De Meadowcroft Rockshelter in Washington County, Pa., waar archeologen artefacten vonden die 16.000 jaar oud zijn.
Andere takken van wetenschap hebben hun stem laten horen: In 1998 stelde Johanna Nichols, taalkundige aan de Universiteit van Californië-Berkeley, dat het wel 50.000 jaar zou hebben geduurd voordat één enkele taal zich had kunnen diversifiëren tot de vele talen die door moderne Indianengroepen worden gesproken. Dat betekent dat de oude Indianen 19.000 jaar geleden zouden moeten zijn aangekomen.

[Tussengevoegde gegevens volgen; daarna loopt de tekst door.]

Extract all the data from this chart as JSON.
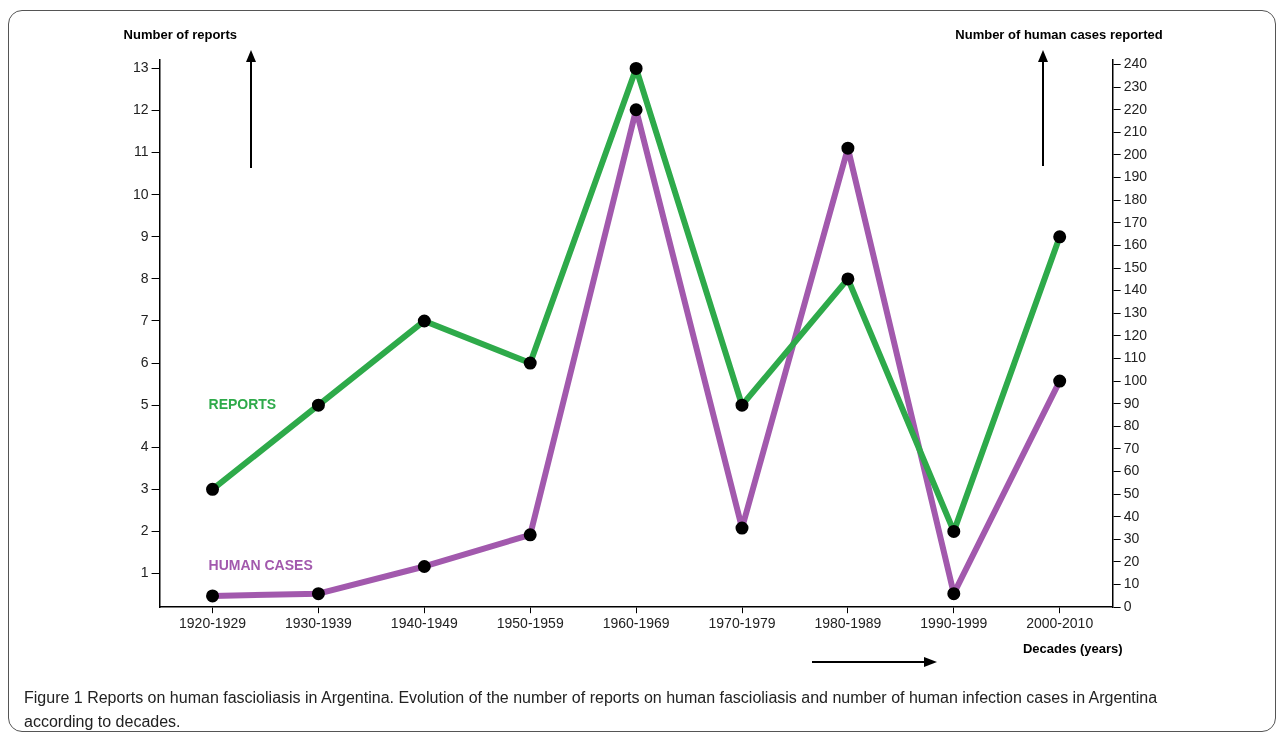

Geologen hebben de zaak gecompliceerd door te suggereren dat de Beringstraat pas 10 of 12.000 jaar geleden pas begaanbaar was. Dit maakte plaats voor theorieën dat de vroege mens via de kust van de Stille Oceaan naar de Nieuwe Wereld zou kunnen zijn gevaren.
In de tussentijd ontdekte geneticus Pontus Skoglund van de Harvard-universiteit in 2015 DNA-banden tussen Amazone-indianen en de inheemse volken in Australië en Nieuw-Guinea.
Een bejaard lid van de Braziliaanse Surui-stam. Onderzoekers ontdekten dat de Surui genetisch verwant zijn met inheemse volken in Australië en Nieuw-Guinea.
In het afgelopen decennium kreeg de antropoloog Dennis Stanford van het Smithsonian-instituut vernietigende kritiek te verduren omdat hij suggereerde dat Europeanen uit het Stenen Tijdperk duizenden jaren vóór Columbus de Atlantische Oceaan waren overgepeddeld. In april van dit jaar analyseerden onderzoekers in Californië geplette mastodontbotten die volgens hen 130.000 jaar geleden door mensen werden afgeslacht, een theorie die het merendeel van de wetenschappers, waaronder Adavasio, afwijst – niet omdat het niet mogelijk is, stelt hij, maar omdat de gegevens niet afdoend zijn.
De verhalen van de inheemse Amerikanen
Moet de wetenschap rekening houden met de oorsprongsovertuigingen van de stammen zelf?
De Blackfoot-traditie in Montana stelt dat de eerste Indianen aan de andere kant van de oceaan woonden, maar dat hun schepper besloot hen naar een betere plaats te brengen. “Dus bracht hij hen over het ijs naar het verre noorden,” luidt het relaas.
Het Hopi-volk van Arizona zegt dat hun voorouders door drie werelden moesten reizen en uiteindelijk de oceaan overstaken naar het oosten, naar een nieuwe en definitieve nieuwe wereld. En het Tuskagee volk uit Oklahoma gelooft dat de “Grote Geest” hen als eerste volk op aarde heeft uitgekozen.
Verhalen als deze krijgen niet veel gewicht in de wetenschap, zei Joe Watkins, toezichthoudend antropoloog bij de National Park Service en lid van de Choctaw Nation.
“Ze worden over het algemeen beschouwd als anekdotisch,” zei hij. De grote tijdsdiepte en de mogelijkheid van meerdere interpretaties lijken wetenschappers ongemakkelijk te maken.”
Dat wil niet zeggen dat Watkins gelooft dat elke inheemse traditie “waar” is.”
“Maar ik geloof wel dat de meeste een kern van waarheid in zich dragen die nuttig kan zijn voor onderzoekers. Het lijkt onvoorzichtig om elk mogelijk bewijs te verwerpen,” zei hij.